Según la jurisprudencia constitucional, los requisitos generales de procedencia de la acción de tutela contra decisiones judiciales ameritan que la cuestión que se discuta resulte de evidente relevancia constitucional. Además, que se hayan agotado todos los medios ordinarios de defensa judicial, salvo que se trate de evitar la consumación de un perjuicio iusfundamental irremediable.

Igualmente, exige que se cumpla el requisito de la inmediatez, y cuando se trate de una irregularidad procesal, la misma tenga un efecto decisivo o determinante en la sentencia que se impugna. Además, la parte actora debe identificar de manera razonable tanto los hechos que generaron la vulneración como los derechos vulnerados y que hubiere alegado tal vulneración en el proceso judicial siempre que esto hubiere sido posible.

Finalmente, el fallo controvertido no debe ser una sentencia de tutela. De otra parte, los presupuestos de carácter específico han sido reiterados a partir de la sentencia C-590 de 8 de junio de 2005, los cuales son: (i) defecto orgánico; ii) defecto procedimental absoluto; (iii) defecto fáctico; iv) defecto material o sustantivo; v) error inducido; vi) decisión sin motivación; vii) desconocimiento del precedente y viii) violación directa de la Constitución. 5.

Lo pretendido por el actor es que la Sala acceda a la conexidad de delitos impetrada ante el Juzgado Penal del Circuito de Fusagasugá dentro del trámite de la audiencia de verificación de allanamiento, celebrada el 27 de marzo del cursante año, negada en primera y segunda instancia, al considerar que se reúnen los requisitos previstos en la ley para su resolución favorable. 6.

Bajo esas precisiones, se vislumbra con claridad que la presente acción de tutela no es procedente, atendiendo a que su naturaleza subsidiaria y residual impide que sea utilizada para pretermitir competencias, revivir términos, debatir asuntos judiciales ya finiquitados y en general para remplazar al juez natural. Tampoco es viable cuando existe otra alternativa judicial a la que puede acudir el actor en defensa de sus derechos.

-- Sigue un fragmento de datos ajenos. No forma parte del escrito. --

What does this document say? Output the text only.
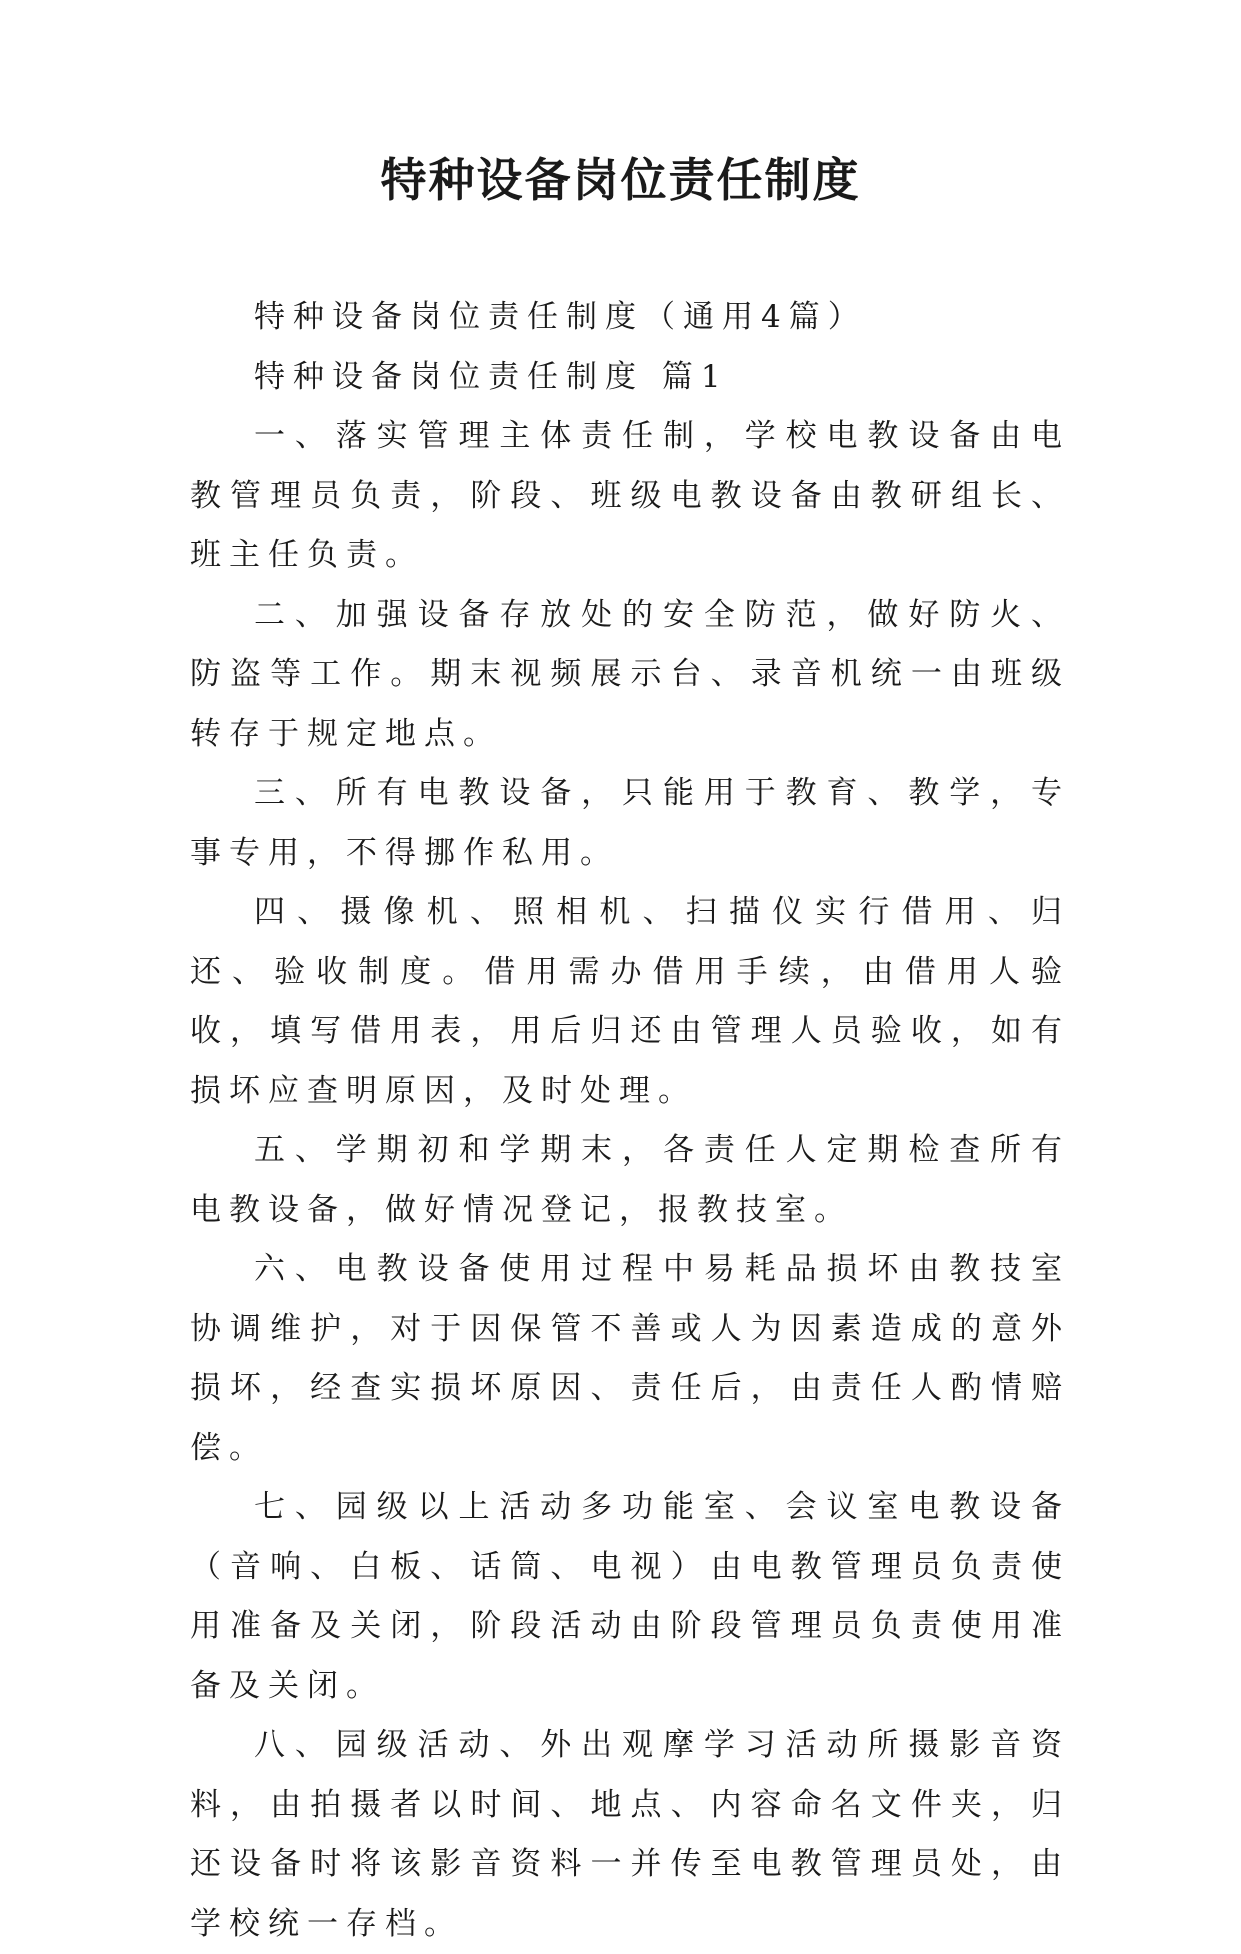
特种设备岗位责任制度

特种设备岗位责任制度（通用4篇）

特种设备岗位责任制度 篇1

一、落实管理主体责任制，学校电教设备由电教管理员负责，阶段、班级电教设备由教研组长、班主任负责。

二、加强设备存放处的安全防范，做好防火、防盗等工作。期末视频展示台、录音机统一由班级转存于规定地点。

三、所有电教设备，只能用于教育、教学，专事专用，不得挪作私用。

四、摄像机、照相机、扫描仪实行借用、归还、验收制度。借用需办借用手续，由借用人验收，填写借用表，用后归还由管理人员验收，如有损坏应查明原因，及时处理。

五、学期初和学期末，各责任人定期检查所有电教设备，做好情况登记，报教技室。

六、电教设备使用过程中易耗品损坏由教技室协调维护，对于因保管不善或人为因素造成的意外损坏，经查实损坏原因、责任后，由责任人酌情赔偿。

七、园级以上活动多功能室、会议室电教设备（音响、白板、话筒、电视）由电教管理员负责使用准备及关闭，阶段活动由阶段管理员负责使用准备及关闭。

八、园级活动、外出观摩学习活动所摄影音资料，由拍摄者以时间、地点、内容命名文件夹，归还设备时将该影音资料一并传至电教管理员处，由学校统一存档。
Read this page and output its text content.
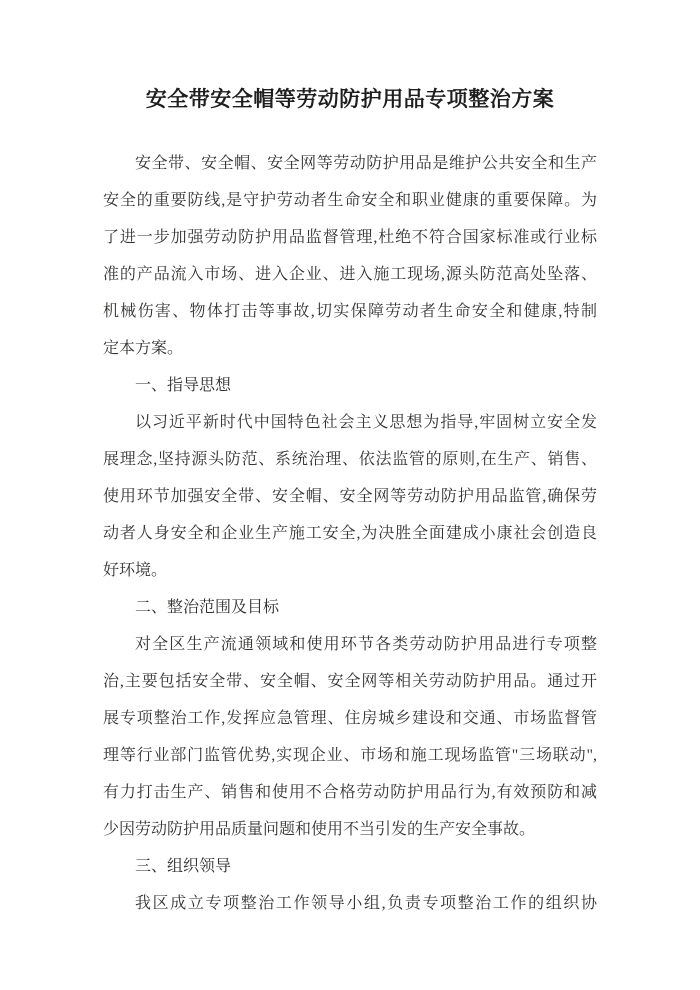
安全带安全帽等劳动防护用品专项整治方案
安全带、安全帽、安全网等劳动防护用品是维护公共安全和生产
安全的重要防线,是守护劳动者生命安全和职业健康的重要保障。为
了进一步加强劳动防护用品监督管理,杜绝不符合国家标准或行业标
准的产品流入市场、进入企业、进入施工现场,源头防范高处坠落、
机械伤害、物体打击等事故,切实保障劳动者生命安全和健康,特制
定本方案。
一、指导思想
以习近平新时代中国特色社会主义思想为指导,牢固树立安全发
展理念,坚持源头防范、系统治理、依法监管的原则,在生产、销售、
使用环节加强安全带、安全帽、安全网等劳动防护用品监管,确保劳
动者人身安全和企业生产施工安全,为决胜全面建成小康社会创造良
好环境。
二、整治范围及目标
对全区生产流通领域和使用环节各类劳动防护用品进行专项整
治,主要包括安全带、安全帽、安全网等相关劳动防护用品。通过开
展专项整治工作,发挥应急管理、住房城乡建设和交通、市场监督管
理等行业部门监管优势,实现企业、市场和施工现场监管"三场联动",
有力打击生产、销售和使用不合格劳动防护用品行为,有效预防和减
少因劳动防护用品质量问题和使用不当引发的生产安全事故。
三、组织领导
我区成立专项整治工作领导小组,负责专项整治工作的组织协
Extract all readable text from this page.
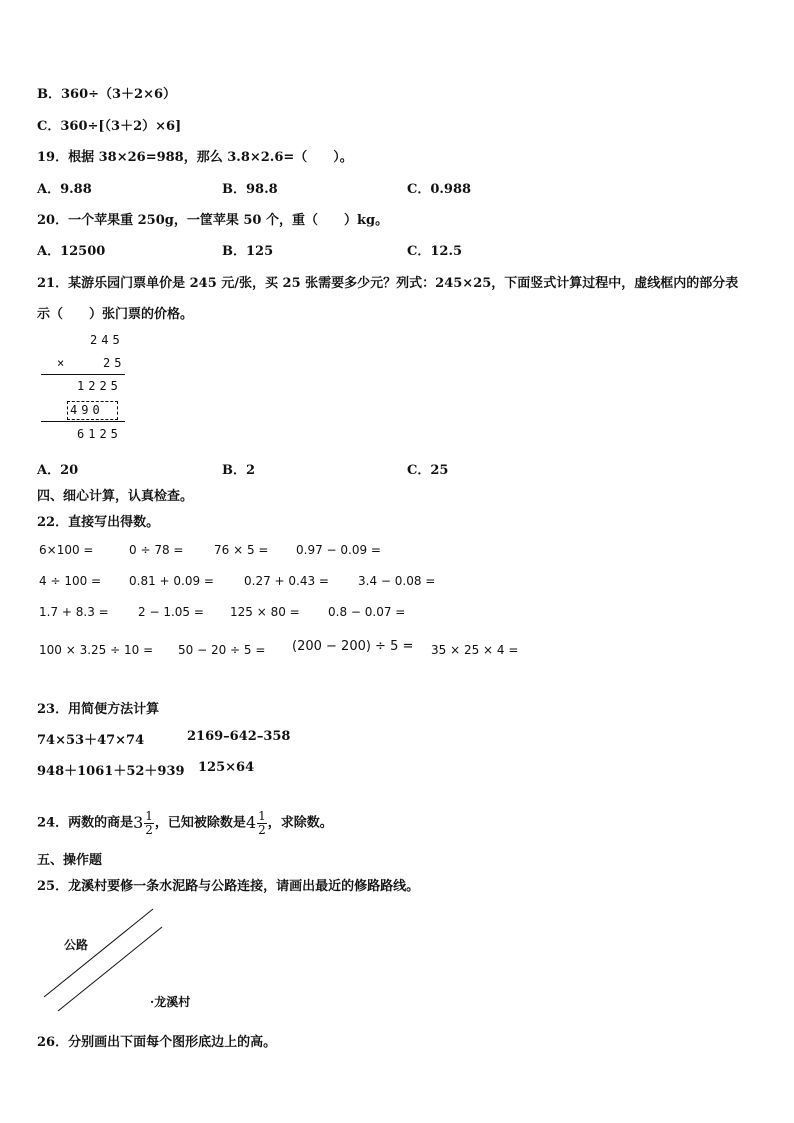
B．360÷（3＋2×6）
C．360÷[（3＋2）×6]
19．根据 38×26=988，那么 3.8×2.6=（　　）。
A．9.88	B．98.8	C．0.988
20．一个苹果重 250g，一筐苹果 50 个，重（　　）kg。
A．12500	B．125	C．12.5
21．某游乐园门票单价是 245 元/张，买 25 张需要多少元？列式：245×25，下面竖式计算过程中，虚线框内的部分表
示（　　）张门票的价格。
245
×	25
1225
490
6125
A．20	B．2	C．25
四、细心计算，认真检查。
22．直接写出得数。
6×100 =	0 ÷ 78 =	76 × 5 = 0.97 − 0.09 =
4 ÷ 100 = 0.81 + 0.09 =	0.27 + 0.43 = 3.4 − 0.08 =
1.7 + 8.3 = 2 − 1.05 = 125 × 80 = 0.8 − 0.07 =
100 × 3.25 ÷ 10 = 50 − 20 ÷ 5 = (200 − 200) ÷ 5 = 35 × 25 × 4 =
23．用简便方法计算
74×53＋47×74	2169–642–358
948＋1061＋52＋939 125×64
24．两数的商是$3 \frac{1}{2}$ ，已知被除数是$4 \frac{1}{2}$ ，求除数。
五、操作题
25．龙溪村要修一条水泥路与公路连接，请画出最近的修路路线。
公路
·龙溪村
26．分别画出下面每个图形底边上的高。
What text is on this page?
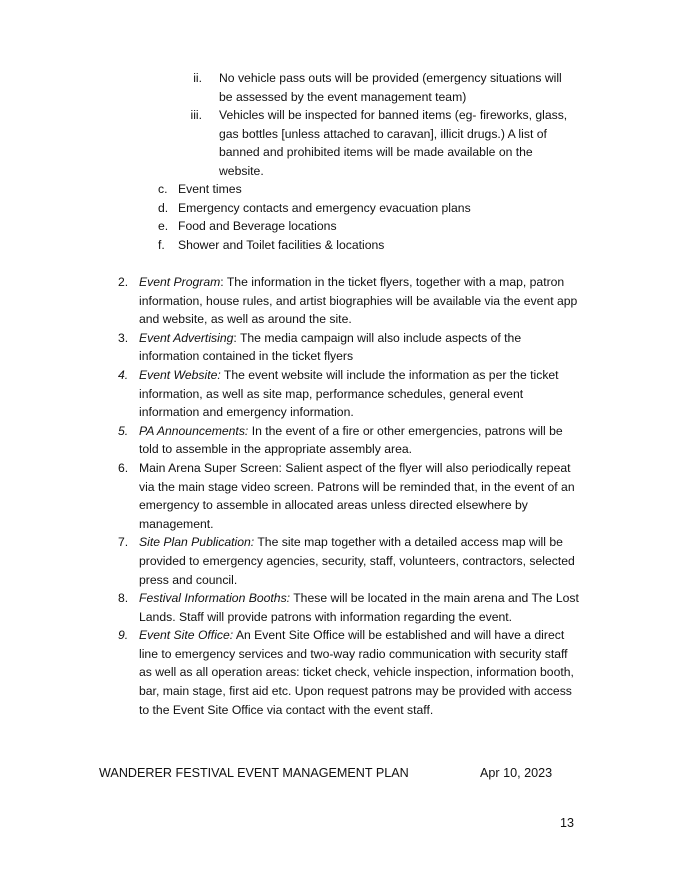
ii. No vehicle pass outs will be provided (emergency situations will be assessed by the event management team)
iii. Vehicles will be inspected for banned items (eg- fireworks, glass, gas bottles [unless attached to caravan], illicit drugs.) A list of banned and prohibited items will be made available on the website.
c. Event times
d. Emergency contacts and emergency evacuation plans
e. Food and Beverage locations
f. Shower and Toilet facilities & locations
2. Event Program: The information in the ticket flyers, together with a map, patron information, house rules, and artist biographies will be available via the event app and website, as well as around the site.
3. Event Advertising: The media campaign will also include aspects of the information contained in the ticket flyers
4. Event Website: The event website will include the information as per the ticket information, as well as site map, performance schedules, general event information and emergency information.
5. PA Announcements: In the event of a fire or other emergencies, patrons will be told to assemble in the appropriate assembly area.
6. Main Arena Super Screen: Salient aspect of the flyer will also periodically repeat via the main stage video screen. Patrons will be reminded that, in the event of an emergency to assemble in allocated areas unless directed elsewhere by management.
7. Site Plan Publication: The site map together with a detailed access map will be provided to emergency agencies, security, staff, volunteers, contractors, selected press and council.
8. Festival Information Booths: These will be located in the main arena and The Lost Lands. Staff will provide patrons with information regarding the event.
9. Event Site Office: An Event Site Office will be established and will have a direct line to emergency services and two-way radio communication with security staff as well as all operation areas: ticket check, vehicle inspection, information booth, bar, main stage, first aid etc. Upon request patrons may be provided with access to the Event Site Office via contact with the event staff.
WANDERER FESTIVAL EVENT MANAGEMENT PLAN	Apr 10, 2023
13
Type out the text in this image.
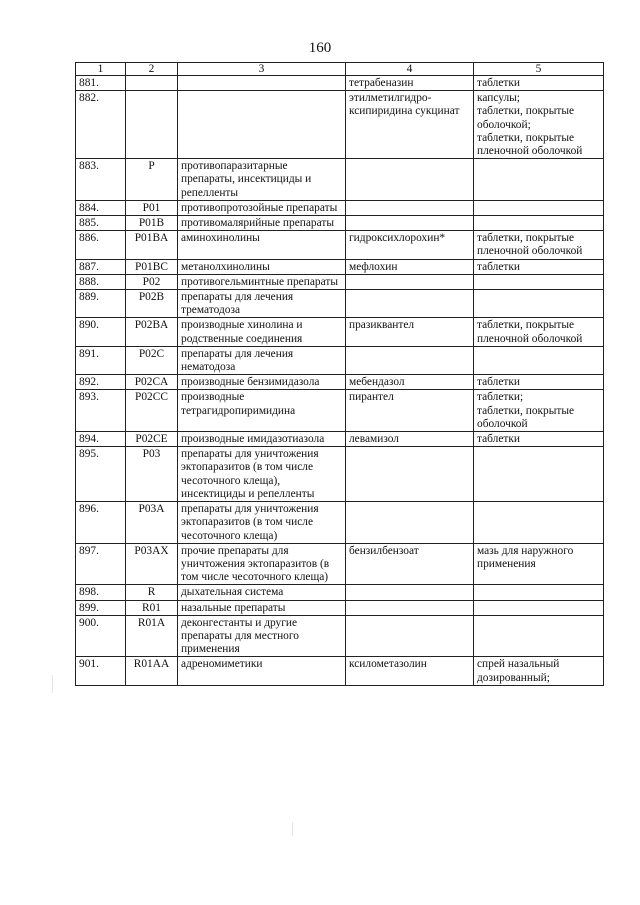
160
1	2	3	4	5
881.			тетрабеназин	таблетки

882.			этилметилгидро-ксипиридина сукцинат	капсулы;
таблетки, покрытые оболочкой;
таблетки, покрытые пленочной оболочкой

883.	P	противопаразитарные препараты, инсектициды и репелленты		
884.	P01	противопротозойные препараты		
885.	P01B	противомалярийные препараты		
886.	P01BA	аминохинолины	гидроксихлорохин*	таблетки, покрытые пленочной оболочкой

887.	P01BC	метанолхинолины	мефлохин	таблетки

888.	P02	противогельминтные препараты		
889.	P02B	препараты для лечения трематодоза		
890.	P02BA	производные хинолина и родственные соединения	празиквантел	таблетки, покрытые пленочной оболочкой

891.	P02C	препараты для лечения нематодоза		
892.	P02CA	производные бензимидазола	мебендазол	таблетки

893.	P02CC	производные тетрагидропиримидина	пирантел	таблетки;
таблетки, покрытые оболочкой

894.	P02CE	производные имидазотиазола	левамизол	таблетки

895.	P03	препараты для уничтожения эктопаразитов (в том числе чесоточного клеща), инсектициды и репелленты		
896.	P03A	препараты для уничтожения эктопаразитов (в том числе чесоточного клеща)		
897.	P03AX	прочие препараты для уничтожения эктопаразитов (в том числе чесоточного клеща)	бензилбензоат	мазь для наружного применения

898.	R	дыхательная система		
899.	R01	назальные препараты		
900.	R01A	деконгестанты и другие препараты для местного применения		
901.	R01AA	адреномиметики	ксилометазолин	спрей назальный дозированный;
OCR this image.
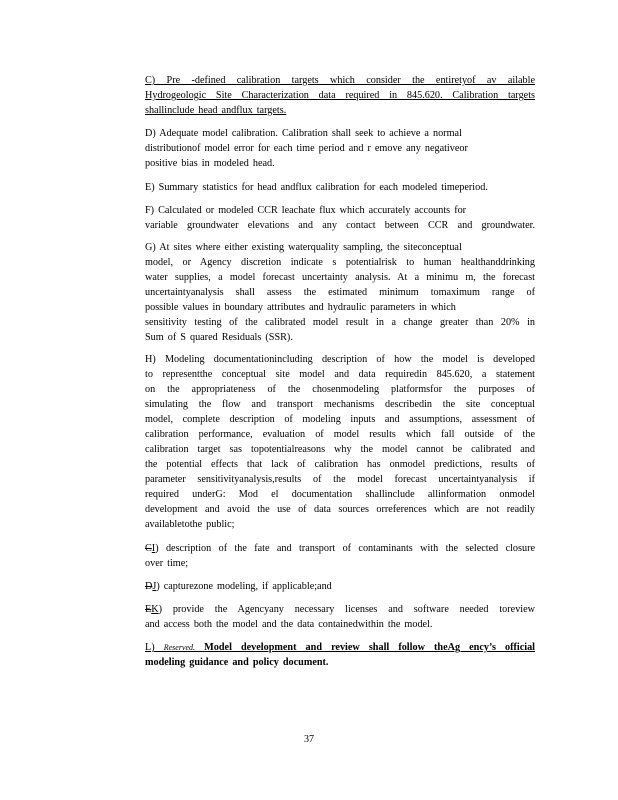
C) Pre -defined calibration targets which consider the entiretyof av ailable
Hydrogeologic Site Characterization data required in 845.620. Calibration targets
shallinclude head andflux targets.
D) Adequate model calibration. Calibration shall seek to achieve a normal
distributionof model error for each time period and r emove any negativeor
positive bias in modeled head.
E) Summary statistics for head andflux calibration for each modeled timeperiod.
F) Calculated or modeled CCR leachate flux which accurately accounts for
variable groundwater elevations and any contact between CCR and groundwater.
G) At sites where either existing waterquality sampling, the siteconceptual
model, or Agency discretion indicate s potentialrisk to human healthanddrinking
water supplies, a model forecast uncertainty analysis. At a minimu m, the forecast
uncertaintyanalysis shall assess the estimated minimum tomaximum range of
possible values in boundary attributes and hydraulic parameters in which
sensitivity testing of the calibrated model result in a change greater than 20% in
Sum of S quared Residuals (SSR).
H) Modeling documentationincluding description of how the model is developed
to representthe conceptual site model and data requiredin 845.620, a statement
on the appropriateness of the chosenmodeling platformsfor the purposes of
simulating the flow and transport mechanisms describedin the site conceptual
model, complete description of modeling inputs and assumptions, assessment of
calibration performance, evaluation of model results which fall outside of the
calibration target sas topotentialreasons why the model cannot be calibrated and
the potential effects that lack of calibration has onmodel predictions, results of
parameter sensitivityanalysis,results of the model forecast uncertaintyanalysis if
required underG: Mod el documentation shallinclude allinformation onmodel
development and avoid the use of data sources orreferences which are not readily
availabletothe public;
CI) description of the fate and transport of contaminants with the selected closure
over time;
DJ) capturezone modeling, if applicable;and
EK) provide the Agencyany necessary licenses and software needed toreview
and access both the model and the data containedwithin the model.
L) Reserved. Model development and review shall follow theAg ency’s official
modeling guidance and policy document.
37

Lo anterior, en razón a que la conexidad discutida en la demanda de amparo, ya fue debatida por el Juzgado Penal del Circuito ante la cual se propuso, y confirmada en segunda instancia por su superior, con estricto apego al artículo 51 de la Ley 906 de 2004 que regula la figura de la conexidad, y con argumentos razonables que descartan arbitrariedad en las decisiones.

En efecto, partió el Tribunal de que el juzgado de primera instancia negó la conexidad propuesta bajo dos presupuestos: “(i) no es predicable la conexidad sustancial, ni procesal entre dichas causas, porque no existe una relación razonable de tiempo y lugar, como tampoco coexistencia o incidencia de la prueba y (ii) porque el momento procesal de las presentes actuaciones (verificación de allanamiento a cargos realizada en la imputación) no era procedente para proponerlo por la defensa, y lo procedente es efectuar la solicitud de acumulación jurídica de penas ante el juez de ejecución de penas y medidas de seguridad respectivo”.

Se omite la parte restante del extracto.